This page is part of © FOTW Flags Of The World website

Armenia: Alishan's flag proposals (late XIXth century)

Last modified: 2015-01-24 by ivan sache
Keywords: alishan (ghevont) | proposal: armenia |
Links: FOTW homepage | search | disclaimer and copyright | write us | mirrors

[Alishan's proposal]         [Alishan's proposal]

Alishan's proposals, c. 1885 - Images by António Martins, 29 March 2008
Left, as reported by the Armenian Heritage Organisation
Right, as reported by Crampton

See also:

Alishan's proposals

The Armenian Heritage Organisation presents Armenian nationalist flags from the XIXth century as follows:

The question of the Armenian flag came up in 1885, when the Armenian Students Association of Paris, desirous of joining the funeral of Victor Hugo with a national flag, appealed to Father Alishan for the true colors of the flag.
Father Alishan, without any historical proof, composed the "Armenian Flag" which later was adopted as the official flag of the Hunchak party. The flag was based solely on data from the Armenian Church calendar according to which the first Sunday of Easter is called "Red" Sunday, the second, "Green" Sunday, and selecting an arbitrary color of his own, the white completed the color combination.
Thereafter, Father Alishan created a second classification of colors: yellow, red and green or blue, red, and green, taking it from the colors of the rainbow based on the premise that God gave the Armenian flag on the very day when the colors of the rainbow bathed the Ark of Noah on Mount Ararat.
The yellow, red, and green flag was adopted by the Armenians and used during the First World War.

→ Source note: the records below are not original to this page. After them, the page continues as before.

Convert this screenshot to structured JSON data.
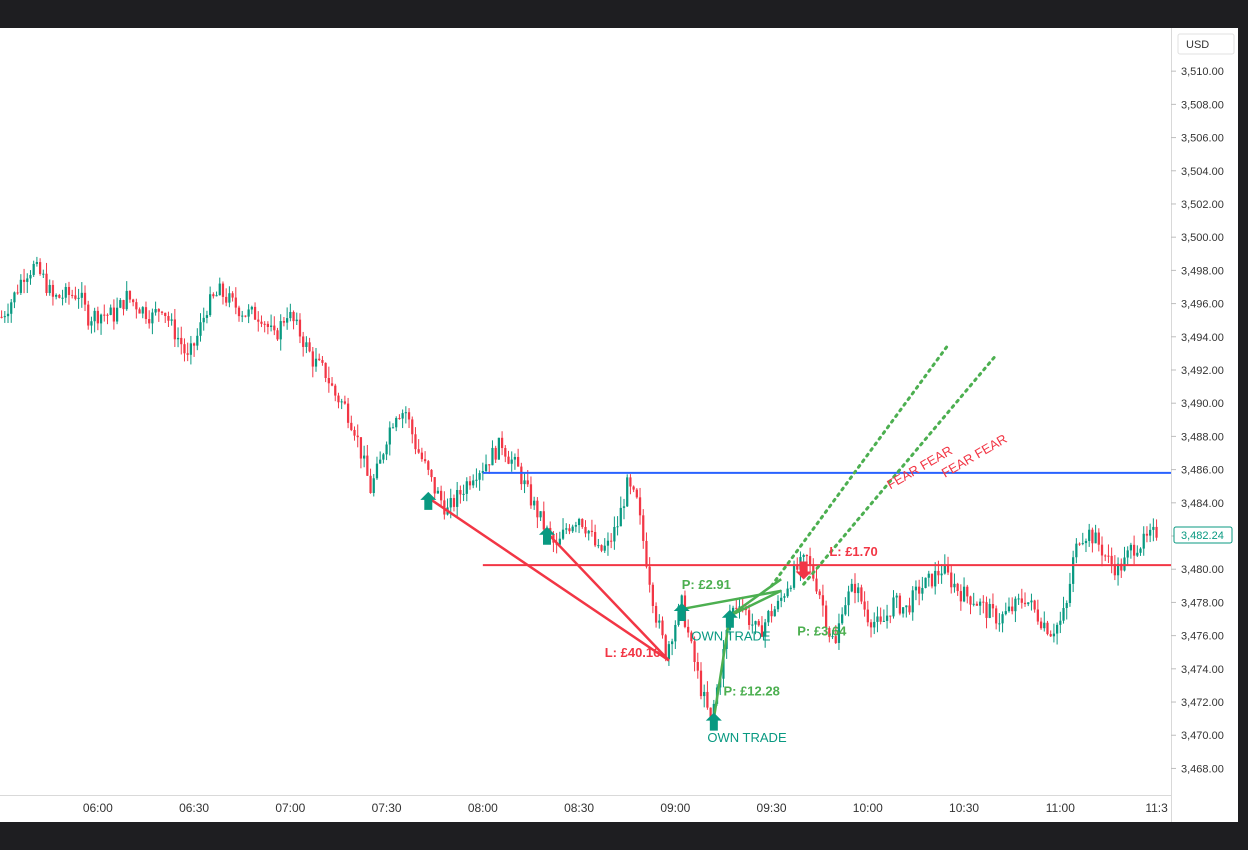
{
  "chart_data": {
    "type": "candlestick",
    "currency_label": "USD",
    "last_price_label": "3,482.24",
    "y_ticks": [
      3510,
      3508,
      3506,
      3504,
      3502,
      3500,
      3498,
      3496,
      3494,
      3492,
      3490,
      3488,
      3486,
      3484,
      3482,
      3480,
      3478,
      3476,
      3474,
      3472,
      3470,
      3468
    ],
    "y_tick_labels": [
      "3,510.00",
      "3,508.00",
      "3,506.00",
      "3,504.00",
      "3,502.00",
      "3,500.00",
      "3,498.00",
      "3,496.00",
      "3,494.00",
      "3,492.00",
      "3,490.00",
      "3,488.00",
      "3,486.00",
      "3,484.00",
      "3,482.00",
      "3,480.00",
      "3,478.00",
      "3,476.00",
      "3,474.00",
      "3,472.00",
      "3,470.00",
      "3,468.00"
    ],
    "ylim": [
      3466.4,
      3512.6
    ],
    "x_range_minutes": [
      329.5,
      694.5
    ],
    "x_ticks": [
      {
        "minute": 360,
        "label": "06:00"
      },
      {
        "minute": 390,
        "label": "06:30"
      },
      {
        "minute": 420,
        "label": "07:00"
      },
      {
        "minute": 450,
        "label": "07:30"
      },
      {
        "minute": 480,
        "label": "08:00"
      },
      {
        "minute": 510,
        "label": "08:30"
      },
      {
        "minute": 540,
        "label": "09:00"
      },
      {
        "minute": 570,
        "label": "09:30"
      },
      {
        "minute": 600,
        "label": "10:00"
      },
      {
        "minute": 630,
        "label": "10:30"
      },
      {
        "minute": 660,
        "label": "11:00"
      },
      {
        "minute": 690,
        "label": "11:3"
      }
    ],
    "path": [
      [
        330,
        3495.2
      ],
      [
        334,
        3496.5
      ],
      [
        337,
        3497.8
      ],
      [
        340,
        3498.2
      ],
      [
        343,
        3497.5
      ],
      [
        346,
        3496.3
      ],
      [
        350,
        3496.5
      ],
      [
        354,
        3496.6
      ],
      [
        357,
        3495.2
      ],
      [
        361,
        3495.4
      ],
      [
        365,
        3495.3
      ],
      [
        369,
        3496.4
      ],
      [
        373,
        3495.8
      ],
      [
        377,
        3495.2
      ],
      [
        380,
        3495.9
      ],
      [
        383,
        3494.6
      ],
      [
        386,
        3493.6
      ],
      [
        388,
        3492.6
      ],
      [
        391,
        3494.0
      ],
      [
        394,
        3495.8
      ],
      [
        398,
        3496.7
      ],
      [
        402,
        3496.0
      ],
      [
        406,
        3495.4
      ],
      [
        411,
        3495.3
      ],
      [
        415,
        3493.9
      ],
      [
        419,
        3495.5
      ],
      [
        423,
        3494.2
      ],
      [
        427,
        3492.6
      ],
      [
        431,
        3491.8
      ],
      [
        434,
        3490.5
      ],
      [
        437,
        3489.8
      ],
      [
        440,
        3488.5
      ],
      [
        443,
        3486.3
      ],
      [
        445,
        3484.8
      ],
      [
        448,
        3486.4
      ],
      [
        450,
        3488.0
      ],
      [
        453,
        3489.5
      ],
      [
        456,
        3489.5
      ],
      [
        459,
        3487.5
      ],
      [
        462,
        3486.2
      ],
      [
        465,
        3484.8
      ],
      [
        469,
        3483.5
      ],
      [
        473,
        3484.6
      ],
      [
        477,
        3485.8
      ],
      [
        480,
        3486.2
      ],
      [
        483,
        3486.9
      ],
      [
        486,
        3487.6
      ],
      [
        488,
        3486.8
      ],
      [
        491,
        3486.0
      ],
      [
        494,
        3484.6
      ],
      [
        497,
        3483.4
      ],
      [
        500,
        3482.2
      ],
      [
        503,
        3481.2
      ],
      [
        506,
        3482.5
      ],
      [
        510,
        3483.2
      ],
      [
        513,
        3482.3
      ],
      [
        516,
        3481.0
      ],
      [
        519,
        3481.4
      ],
      [
        522,
        3482.7
      ],
      [
        525,
        3485.0
      ],
      [
        528,
        3484.0
      ],
      [
        531,
        3480.6
      ],
      [
        534,
        3477.2
      ],
      [
        537,
        3475.0
      ],
      [
        540,
        3476.8
      ],
      [
        542,
        3477.9
      ],
      [
        545,
        3475.2
      ],
      [
        548,
        3472.8
      ],
      [
        551,
        3470.8
      ],
      [
        554,
        3473.8
      ],
      [
        557,
        3477.3
      ],
      [
        560,
        3478.2
      ],
      [
        563,
        3477.0
      ],
      [
        566,
        3476.1
      ],
      [
        569,
        3477.2
      ],
      [
        572,
        3477.8
      ],
      [
        575,
        3479.1
      ],
      [
        578,
        3480.0
      ],
      [
        581,
        3480.6
      ],
      [
        585,
        3478.6
      ],
      [
        588,
        3476.2
      ],
      [
        590,
        3475.4
      ],
      [
        592,
        3477.8
      ],
      [
        596,
        3479.0
      ],
      [
        600,
        3477.2
      ],
      [
        604,
        3476.5
      ],
      [
        608,
        3478.0
      ],
      [
        612,
        3477.6
      ],
      [
        616,
        3478.8
      ],
      [
        620,
        3479.4
      ],
      [
        623,
        3480.0
      ],
      [
        626,
        3479.3
      ],
      [
        629,
        3478.6
      ],
      [
        633,
        3478.2
      ],
      [
        637,
        3477.5
      ],
      [
        641,
        3477.0
      ],
      [
        645,
        3477.6
      ],
      [
        649,
        3478.3
      ],
      [
        653,
        3477.2
      ],
      [
        657,
        3476.3
      ],
      [
        660,
        3476.8
      ],
      [
        662,
        3477.8
      ],
      [
        664,
        3480.5
      ],
      [
        666,
        3482.0
      ],
      [
        669,
        3482.2
      ],
      [
        672,
        3481.5
      ],
      [
        675,
        3480.5
      ],
      [
        678,
        3480.0
      ],
      [
        680,
        3480.4
      ],
      [
        682,
        3481.2
      ],
      [
        684,
        3481.5
      ],
      [
        686,
        3481.6
      ],
      [
        688,
        3481.9
      ],
      [
        690,
        3482.24
      ]
    ],
    "horizontal_lines": [
      {
        "name": "resistance-line",
        "price": 3485.8,
        "from_minute": 480,
        "color": "#2962ff"
      },
      {
        "name": "support-line",
        "price": 3480.25,
        "from_minute": 480,
        "color": "#f23645"
      }
    ],
    "trade_lines": [
      {
        "name": "loss-line-1",
        "from": [
          463,
          3484.3
        ],
        "to": [
          538,
          3474.5
        ],
        "color": "#f23645"
      },
      {
        "name": "loss-line-2",
        "from": [
          500,
          3482.2
        ],
        "to": [
          538,
          3474.5
        ],
        "color": "#f23645"
      },
      {
        "name": "profit-line-1",
        "from": [
          542,
          3477.6
        ],
        "to": [
          573,
          3478.7
        ],
        "color": "#4caf50"
      },
      {
        "name": "profit-line-2",
        "from": [
          557,
          3477.2
        ],
        "to": [
          573,
          3478.7
        ],
        "color": "#4caf50"
      },
      {
        "name": "profit-line-3",
        "from": [
          552,
          3471.0
        ],
        "to": [
          557,
          3477.2
        ],
        "color": "#4caf50"
      },
      {
        "name": "profit-line-4",
        "from": [
          557,
          3477.2
        ],
        "to": [
          573,
          3479.4
        ],
        "color": "#4caf50"
      }
    ],
    "dotted_lines": [
      {
        "name": "fear-dotted-line-1",
        "from": [
          570,
          3479.0
        ],
        "to": [
          625,
          3493.5
        ],
        "color": "#4caf50"
      },
      {
        "name": "fear-dotted-line-2",
        "from": [
          580,
          3479.1
        ],
        "to": [
          640,
          3492.9
        ],
        "color": "#4caf50"
      }
    ],
    "markers": [
      {
        "name": "buy-arrow-1",
        "minute": 463,
        "price": 3484.3,
        "kind": "buy"
      },
      {
        "name": "buy-arrow-2",
        "minute": 500,
        "price": 3482.2,
        "kind": "buy"
      },
      {
        "name": "buy-arrow-3",
        "minute": 542,
        "price": 3477.6,
        "kind": "buy"
      },
      {
        "name": "buy-arrow-4",
        "minute": 552,
        "price": 3471.0,
        "kind": "buy"
      },
      {
        "name": "buy-arrow-5",
        "minute": 557,
        "price": 3477.2,
        "kind": "buy"
      },
      {
        "name": "sell-arrow-1",
        "minute": 580,
        "price": 3479.8,
        "kind": "sell"
      }
    ],
    "labels": [
      {
        "name": "loss-label-1",
        "text": "L: £40.16",
        "minute": 518,
        "price": 3474.7,
        "color": "#f23645",
        "bold": true
      },
      {
        "name": "loss-label-2",
        "text": "L: £1.70",
        "minute": 588,
        "price": 3480.8,
        "color": "#f23645",
        "bold": true
      },
      {
        "name": "profit-label-1",
        "text": "P: £2.91",
        "minute": 542,
        "price": 3478.8,
        "color": "#4caf50",
        "bold": true
      },
      {
        "name": "profit-label-2",
        "text": "P: £3.64",
        "minute": 578,
        "price": 3476.0,
        "color": "#4caf50",
        "bold": true
      },
      {
        "name": "profit-label-3",
        "text": "P: £12.28",
        "minute": 555,
        "price": 3472.4,
        "color": "#4caf50",
        "bold": true
      },
      {
        "name": "own-trade-label-1",
        "text": "OWN TRADE",
        "minute": 550,
        "price": 3469.6,
        "color": "#089981",
        "bold": false
      },
      {
        "name": "own-trade-label-2",
        "text": "OWN TRADE",
        "minute": 545,
        "price": 3475.7,
        "color": "#089981",
        "bold": false
      },
      {
        "name": "fear-label-1",
        "text": "FEAR FEAR",
        "minute": 607,
        "price": 3484.8,
        "color": "#f23645",
        "bold": false,
        "angle": -30
      },
      {
        "name": "fear-label-2",
        "text": "FEAR FEAR",
        "minute": 624,
        "price": 3485.5,
        "color": "#f23645",
        "bold": false,
        "angle": -30
      }
    ],
    "colors": {
      "up": "#089981",
      "down": "#f23645"
    }
  }
}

Jakub Grombír, 19 March 2008

The nationalist Armenian flag designed by Father Ghevont Alishan was vertically divided red-green-blue. It was inspired by the French national flag. Crampton [cra90] shows a picture of such a miniature flag. The word ARMENIA written in white on the flag from lower hoist to upper fly does not seem to be part of the flag.
I have also seen those colours on a decorative licence plate: an unidentified badge on white, with vertical stripes on each side: blue-red-green and green-red-blue.